The Ed Department notified Walden last month that it completed its pre-acquisition review of the sale, saying it did not find any reason that the university's ability to receive federal financial aid would be discontinued after the deal closed, according to SEC filings.
The organizations objecting to the sale — which include the Center for Responsible Lending, The Institute for College Access and Success and the American Federation of Teachers — urged the Ed Department to place limits on Adtalem's ability to grow programs and enrollment at Walden after the deal closes. They also called out long-running issues with the online university and its future owner.
"We just believe that the Department of Education should (have) more scrutiny and more review, specifically of these two institutions," said Julia Barnard, researcher at the Center for Responsible Lending. "Both of them have troubling track records with misleading recruitment and other unlawful practices."
Walden has faced multiple lawsuits alleging the school has intentionally misled students. Meanwhile, DeVry University was under Adtalem's management when the Ed Department found it ran an ad campaign touting employment outcomes that it couldn't substantiate. The groups opposing the sale argue the department must consider Adtalem's past performance when evaluating whether the company can bring Walden into compliance with the rules governing federal student aid.
Adtalem's plan to acquire Walden has been fraught from the start. When the company announced the deal, it was billed as a way to expand its healthcare offerings.
Two months later, however, the companies told investors in SEC filings that the U.S. Department of Justice had launched an investigation into Walden over allegations it misrepresented aspects of a nursing program to students.

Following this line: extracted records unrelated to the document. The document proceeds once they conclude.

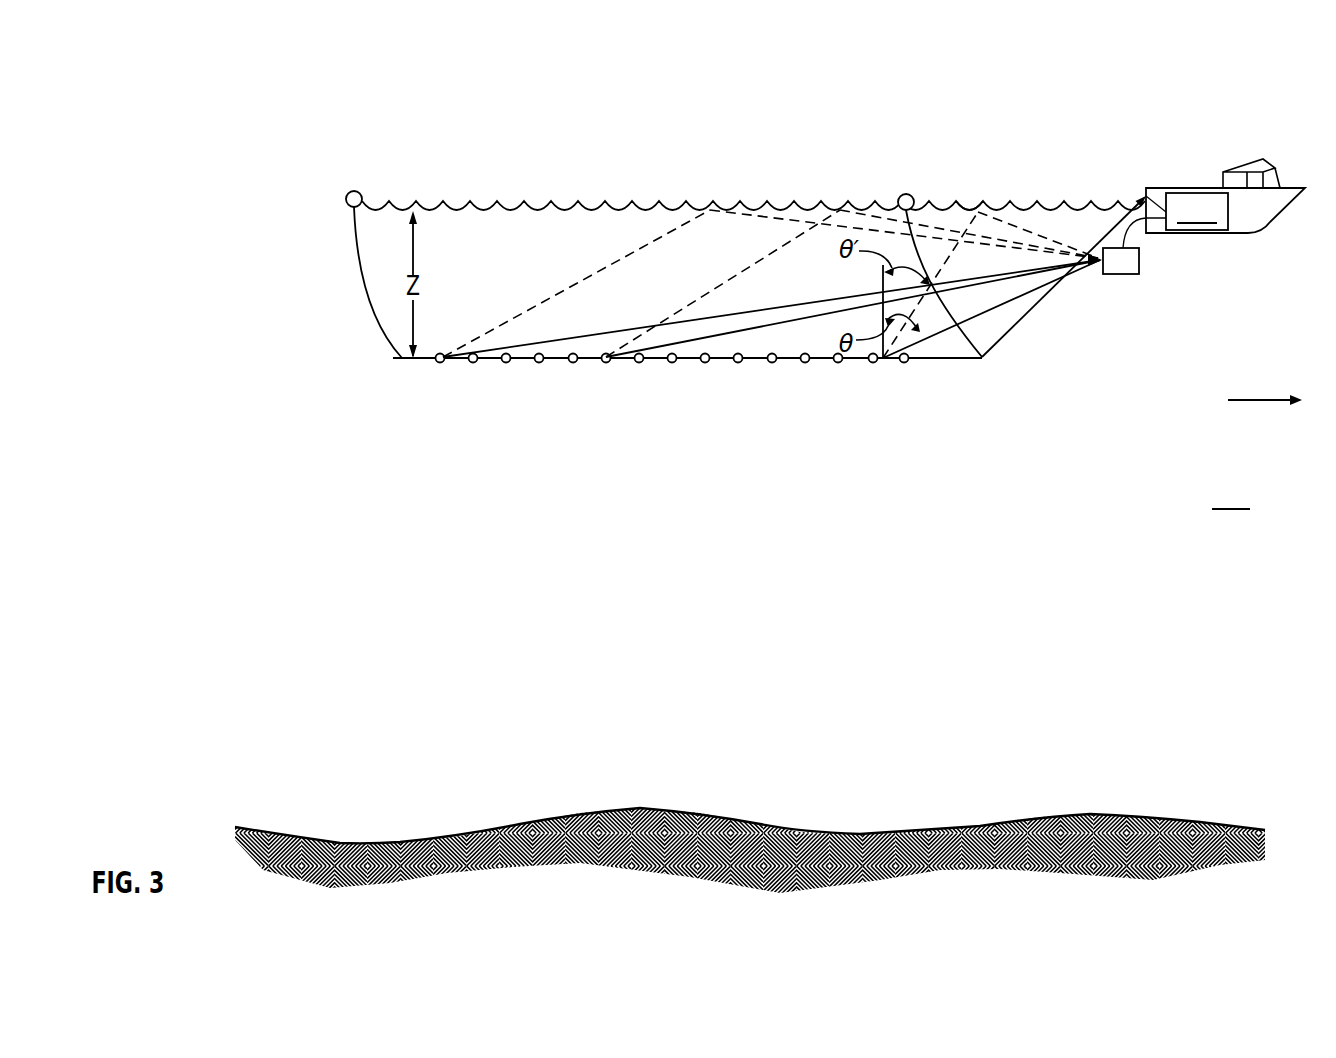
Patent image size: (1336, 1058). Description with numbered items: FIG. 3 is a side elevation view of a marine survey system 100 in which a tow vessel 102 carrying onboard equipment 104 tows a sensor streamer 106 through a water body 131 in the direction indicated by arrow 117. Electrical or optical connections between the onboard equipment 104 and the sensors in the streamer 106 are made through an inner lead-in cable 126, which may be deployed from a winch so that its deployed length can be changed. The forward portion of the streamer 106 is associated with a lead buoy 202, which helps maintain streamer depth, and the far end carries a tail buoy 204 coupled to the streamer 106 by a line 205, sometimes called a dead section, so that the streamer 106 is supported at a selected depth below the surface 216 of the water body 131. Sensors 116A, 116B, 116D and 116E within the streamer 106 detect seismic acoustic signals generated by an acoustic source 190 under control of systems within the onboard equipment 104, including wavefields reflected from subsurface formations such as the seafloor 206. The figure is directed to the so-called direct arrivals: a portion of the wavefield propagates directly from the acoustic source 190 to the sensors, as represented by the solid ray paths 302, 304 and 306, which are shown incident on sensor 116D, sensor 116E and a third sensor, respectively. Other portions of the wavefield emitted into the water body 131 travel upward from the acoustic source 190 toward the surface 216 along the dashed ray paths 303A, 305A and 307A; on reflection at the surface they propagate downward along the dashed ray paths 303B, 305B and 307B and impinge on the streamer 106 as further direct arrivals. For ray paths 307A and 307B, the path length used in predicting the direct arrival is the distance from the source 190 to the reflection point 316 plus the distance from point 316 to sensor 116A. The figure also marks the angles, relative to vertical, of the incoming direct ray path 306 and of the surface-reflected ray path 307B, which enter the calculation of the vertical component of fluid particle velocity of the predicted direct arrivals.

The marine survey system 100 is at (171, 85).
The tow vessel 102 is at (1217, 178).
The onboard equipment 104 is at (1163, 187).
The sensor streamer 106 is at (517, 362).
The sensor 116A is at (883, 360).
The sensor 116B is at (808, 363).
The sensor 116D is at (440, 363).
The sensor 116E is at (603, 363).
The arrow 117 is at (1247, 398).
The inner lead-in cable 126 is at (1033, 303).
The water body 131 is at (1231, 495).
The acoustic source 190 is at (1140, 267).
The lead buoy 202 is at (905, 194).
The tail buoy 204 is at (346, 202).
The line 205 is at (360, 278).
The seafloor 206 is at (552, 822).
The water surface 216 is at (636, 207).
The ray path 302 is at (627, 330).
The ray path 303A is at (747, 217).
The ray path 303B is at (597, 274).
The ray path 304 is at (820, 313).
The ray path 305A is at (880, 216).
The ray path 305B is at (740, 277).
The ray path 306 is at (932, 342).
The ray path 307A is at (1011, 225).
The ray path 307B is at (984, 352).
The point 316 is at (962, 207).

Walden's accreditor, the Higher Learning Commission, gave it a governmental investigation designation, which could have made it harder for the school's owner to complete the planned sale of the school. However, HLC dropped the label in May after the Justice Department declined to intervene in the lawsuit.
That isn't the only trouble the investigation stirred. Activist investors called on Adtalem to try to end its planned purchase of Walden, labeling the university a "substantially inferior asset" in an open letter.
They suggested that the federal investigation into Walden gave Adtalem an opening to ditch the deal. Still, Adtalem executives stood by the purchase.
Representatives from Adtalem, Laureate and Walden did not immediately respond to Higher Ed Dive's request for comment Thursday.